How to use RBAC in Qovery V3?

Straightforward, head to the V3 Console, then to the organization settings, and you will find a Roles & Permissions Panel.

From there, you can add roles to every member of your organization or even create your own. To know which level of permission each role gives you, head to our documentation.

RBAC feature in the console V3

2. Multi-Cluster to Isolate your Production From Staging

What is Multi-Cluster Kubernetes

In multi-cluster Kubernetes, you have more than one cluster for your application. These clusters can be replicas of each other, and you can deploy multiple copies of your application across these clusters. Each cluster is placed on a separate host and in a separate data center to achieve high availability. That ensures that any infrastructure loss or cluster breakdown does not impact other clusters in the solution. Although we can have multiple clusters on the same host and in the same data center to save some cost, it will deprive us of the true benefits of high availability.

While the Production Cluster is for end-user applications to which the client has access, the Staging Cluster is used for iterations/testing and validation before releasing in production - to the client. The main idea behind a staging cluster is to mimic the production cluster.

Why you should use a different cluster for production and staging

There are three main reasons why you should use a separate cluster for production and staging:

  1. Performance: Isolation of the production environment, so you can take care of testing a new version of Kubernetes in staging without impacting the production.
  2. Security: Lock access to the prod cluster. You can decide to give access to the production cluster to a reduced number of people, so it reduces the risk of human error.
  3. Productivity: Iterate faster and release with confidence, to never be scared of doing changes on your staging cluster before releasing it in production. You will never break your production application while testing and prevent failure in production before they happen.

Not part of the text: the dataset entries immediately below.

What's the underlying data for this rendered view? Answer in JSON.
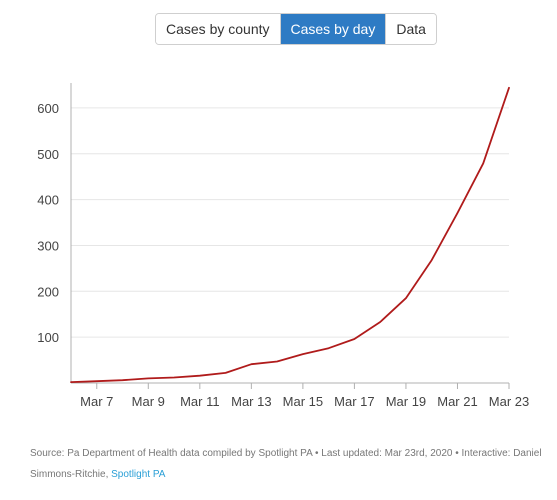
{
  "tabs": [
    {
      "label": "Cases by county",
      "active": false
    },
    {
      "label": "Cases by day",
      "active": true
    },
    {
      "label": "Data",
      "active": false
    }
  ],
  "colors": {
    "active_tab": "#2e7bc4",
    "line": "#b01b1b",
    "grid": "#e6e6e6",
    "axis": "#b0b0b0",
    "tick_text": "#444444",
    "link": "#2a9fd6"
  },
  "chart_data": {
    "type": "line",
    "title": "",
    "xlabel": "",
    "ylabel": "",
    "x": [
      "Mar 6",
      "Mar 7",
      "Mar 8",
      "Mar 9",
      "Mar 10",
      "Mar 11",
      "Mar 12",
      "Mar 13",
      "Mar 14",
      "Mar 15",
      "Mar 16",
      "Mar 17",
      "Mar 18",
      "Mar 19",
      "Mar 20",
      "Mar 21",
      "Mar 22",
      "Mar 23"
    ],
    "x_tick_labels": [
      "Mar 7",
      "Mar 9",
      "Mar 11",
      "Mar 13",
      "Mar 15",
      "Mar 17",
      "Mar 19",
      "Mar 21",
      "Mar 23"
    ],
    "series": [
      {
        "values": [
          2,
          4,
          6,
          10,
          12,
          16,
          22,
          41,
          47,
          63,
          76,
          96,
          133,
          185,
          268,
          371,
          479,
          644
        ]
      }
    ],
    "ylim": [
      0,
      650
    ],
    "y_ticks": [
      100,
      200,
      300,
      400,
      500,
      600
    ],
    "grid": true
  },
  "source": {
    "text": "Source: Pa Department of Health data compiled by Spotlight PA • Last updated: Mar 23rd, 2020 • Interactive: Daniel Simmons-Ritchie, ",
    "link_label": "Spotlight PA"
  }
}
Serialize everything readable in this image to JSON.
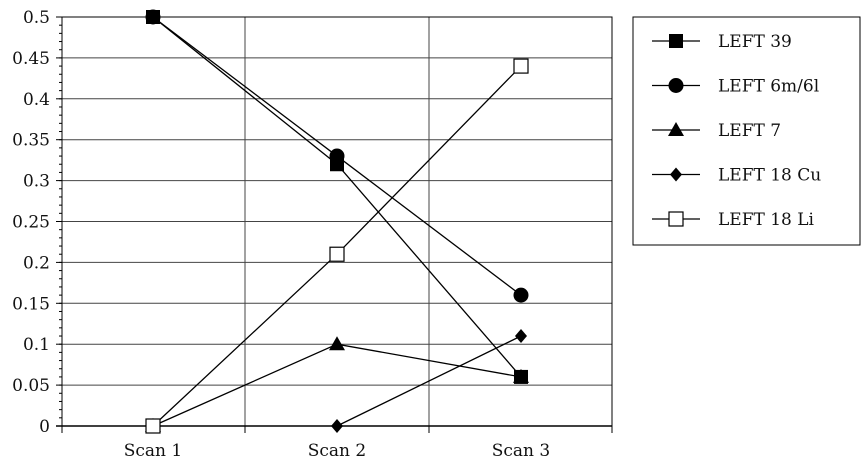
{
  "chart_data": {
    "type": "line",
    "title": "",
    "xlabel": "",
    "ylabel": "",
    "categories": [
      "Scan 1",
      "Scan 2",
      "Scan 3"
    ],
    "ylim": [
      0,
      0.5
    ],
    "y_ticks": [
      "0",
      "0.05",
      "0.1",
      "0.15",
      "0.2",
      "0.25",
      "0.3",
      "0.35",
      "0.4",
      "0.45",
      "0.5"
    ],
    "grid": true,
    "legend_position": "right",
    "series": [
      {
        "name": "LEFT 39",
        "marker": "filled-square",
        "values": [
          0.5,
          0.32,
          0.06
        ]
      },
      {
        "name": "LEFT 6m/6l",
        "marker": "filled-circle",
        "values": [
          0.5,
          0.33,
          0.16
        ]
      },
      {
        "name": "LEFT 7",
        "marker": "filled-triangle",
        "values": [
          0,
          0.1,
          0.06
        ]
      },
      {
        "name": "LEFT 18 Cu",
        "marker": "filled-diamond",
        "values": [
          null,
          0,
          0.11
        ]
      },
      {
        "name": "LEFT 18 Li",
        "marker": "open-square",
        "values": [
          0,
          0.21,
          0.44
        ]
      }
    ],
    "colors": {
      "line": "#000000",
      "grid": "#444444",
      "background": "#ffffff"
    }
  }
}
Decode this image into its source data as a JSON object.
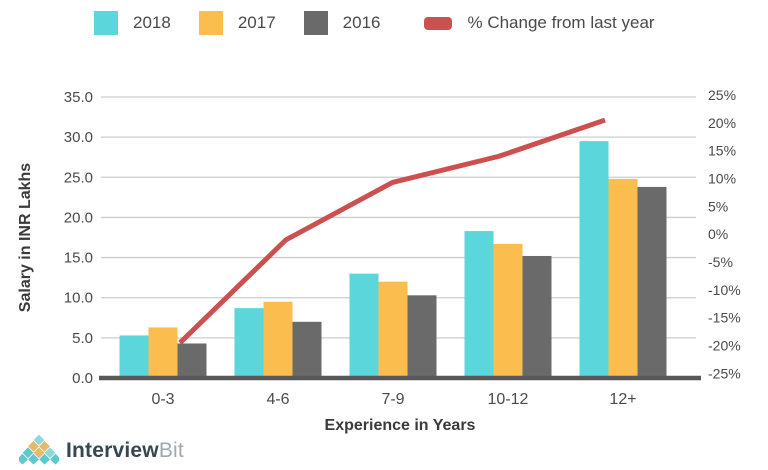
{
  "chart_data": {
    "type": "bar+line",
    "title": "",
    "categories": [
      "0-3",
      "4-6",
      "7-9",
      "10-12",
      "12+"
    ],
    "series": [
      {
        "name": "2018",
        "type": "bar",
        "color": "#5bd6da",
        "values": [
          5.3,
          8.7,
          13.0,
          18.3,
          29.5
        ]
      },
      {
        "name": "2017",
        "type": "bar",
        "color": "#fbbd4d",
        "values": [
          6.3,
          9.5,
          12.0,
          16.7,
          24.8
        ]
      },
      {
        "name": "2016",
        "type": "bar",
        "color": "#6a6a6a",
        "values": [
          4.3,
          7.0,
          10.3,
          15.2,
          23.8
        ]
      },
      {
        "name": "% Change from last year",
        "type": "line",
        "axis": "right",
        "color": "#cd5050",
        "values": [
          -19.5,
          -1.0,
          9.3,
          14.0,
          20.5
        ]
      }
    ],
    "xlabel": "Experience in Years",
    "ylabel": "Salary in INR Lakhs",
    "y_left": {
      "min": 0,
      "max": 35,
      "step": 5
    },
    "y_right": {
      "min": -25,
      "max": 25,
      "step": 5
    },
    "left_ticks": [
      "35.0",
      "30.0",
      "25.0",
      "20.0",
      "15.0",
      "10.0",
      "5.0",
      "0.0"
    ],
    "right_ticks": [
      "25%",
      "20%",
      "15%",
      "10%",
      "5%",
      "0%",
      "-5%",
      "-10%",
      "-15%",
      "-20%",
      "-25%"
    ],
    "grid": true,
    "legend_position": "top"
  },
  "footer": {
    "brand": {
      "name_primary": "Interview",
      "name_secondary": "Bit"
    }
  },
  "colors": {
    "grid": "#cdcdcd",
    "axis": "#58585a",
    "tick_text": "#4a4a4a",
    "axis_title_text": "#3a3a3a",
    "logo_teal_light": "#8fd9dc",
    "logo_teal": "#5fc8cd",
    "logo_orange": "#e5b968"
  }
}
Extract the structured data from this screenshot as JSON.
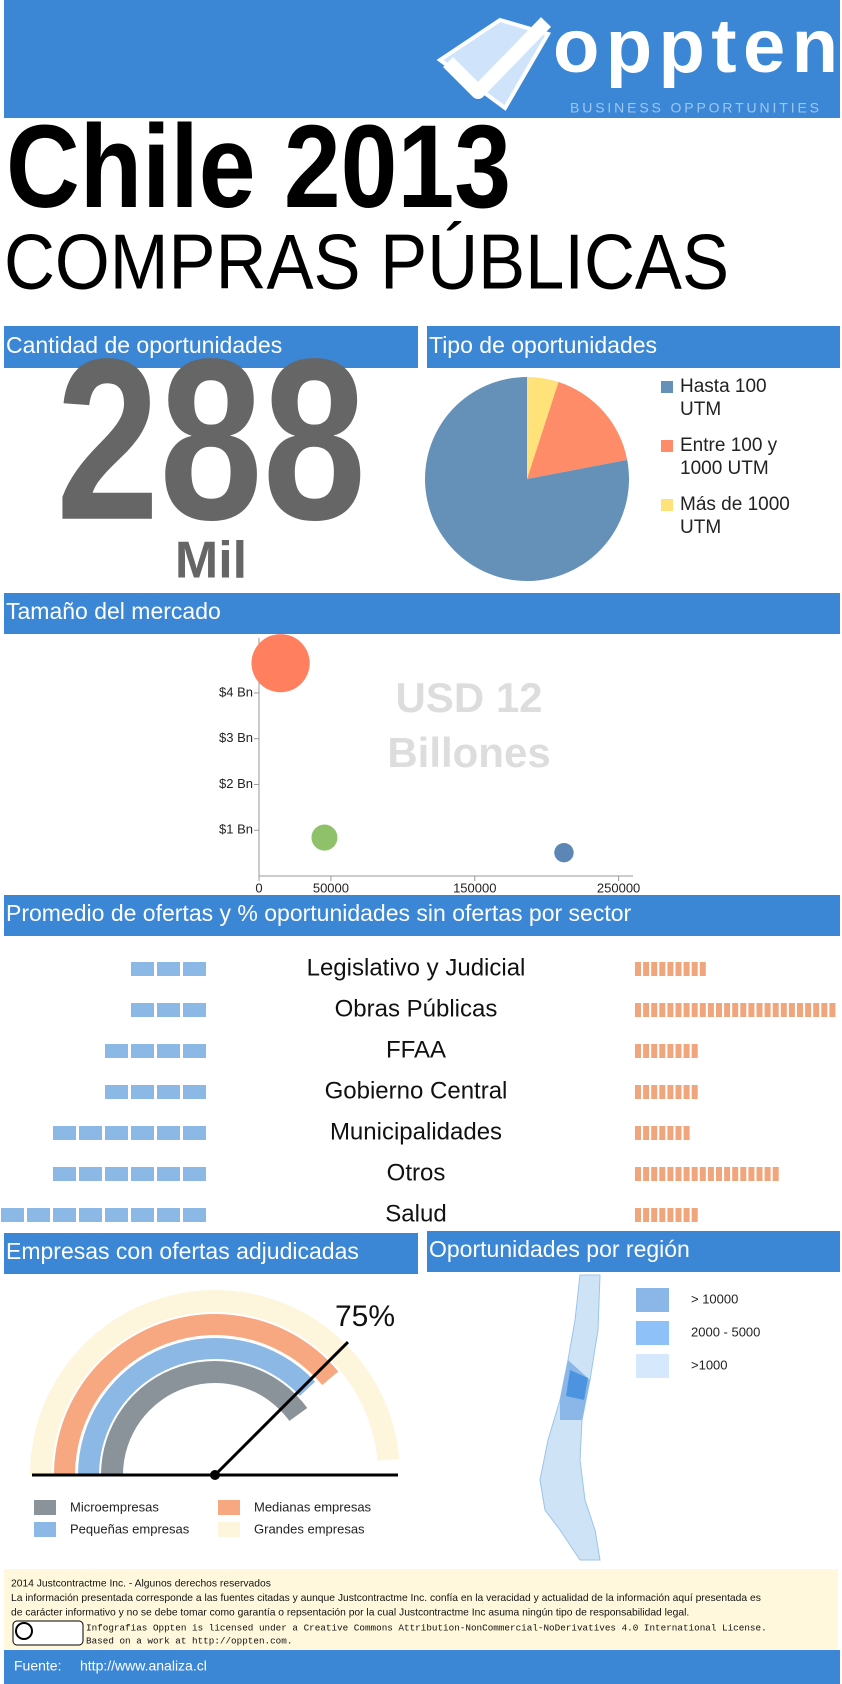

How to separate staging from production clusters?

Once you created your organization, head to the “organization settings” and select “add a cluster”. You will then need to deploy one cluster for your staging and repeat the operation for your production cluster! To have the tutorial in detail, you can head to this article.

Cluster creation popup in the V2

3. Use a Container DB for Test/Staging, Managed for Production

Databases can operate in two modes:

  • Managed
  • Container

What is a Managed Database?

Managed databases are perfect for production - they are provided and managed by major cloud providers like AWS to ensure your production data is well managed.

What is a Container Database?

Container databases are managed by Qovery as Docker containers with attached persistent storage. They are perfect for development and testing, as they are significantly cheaper than services provided by cloud providers.

Why you should use a Container DB for Test/Dev, Managed for Production and Staging

Let's assume you have a production and staging environment and a test and dev environment.

Managed mode for Production and Staging

  • To ensure your production data is well managed.
  • To ensure that you have backups.

Container mode for Test and Dev Environment

  • Qovery manages them as Docker containers with attached persistent storage, so they are much cheaper than services provided by cloud providers
  • Still reliable but without backups. That’s why you can’t use them in staging and production.

How to set up managed or container Database?

  1. Navigate to Console
  2. Select your project and environment
  3. Click Add Database button
  4. Select database type, name, version, mode and accessibility
  5. Deploy the database using the Action deploy button
Database Creation Popup in the V2 Console

Wrapping Up

Whether it’s for safety reasons, productivity, or to optimize your costs, we hope that those best practices will help you make the most out of Qovery, and while we will be back for another part of this series soon, don’t hesitate to share which best practices you implemented first.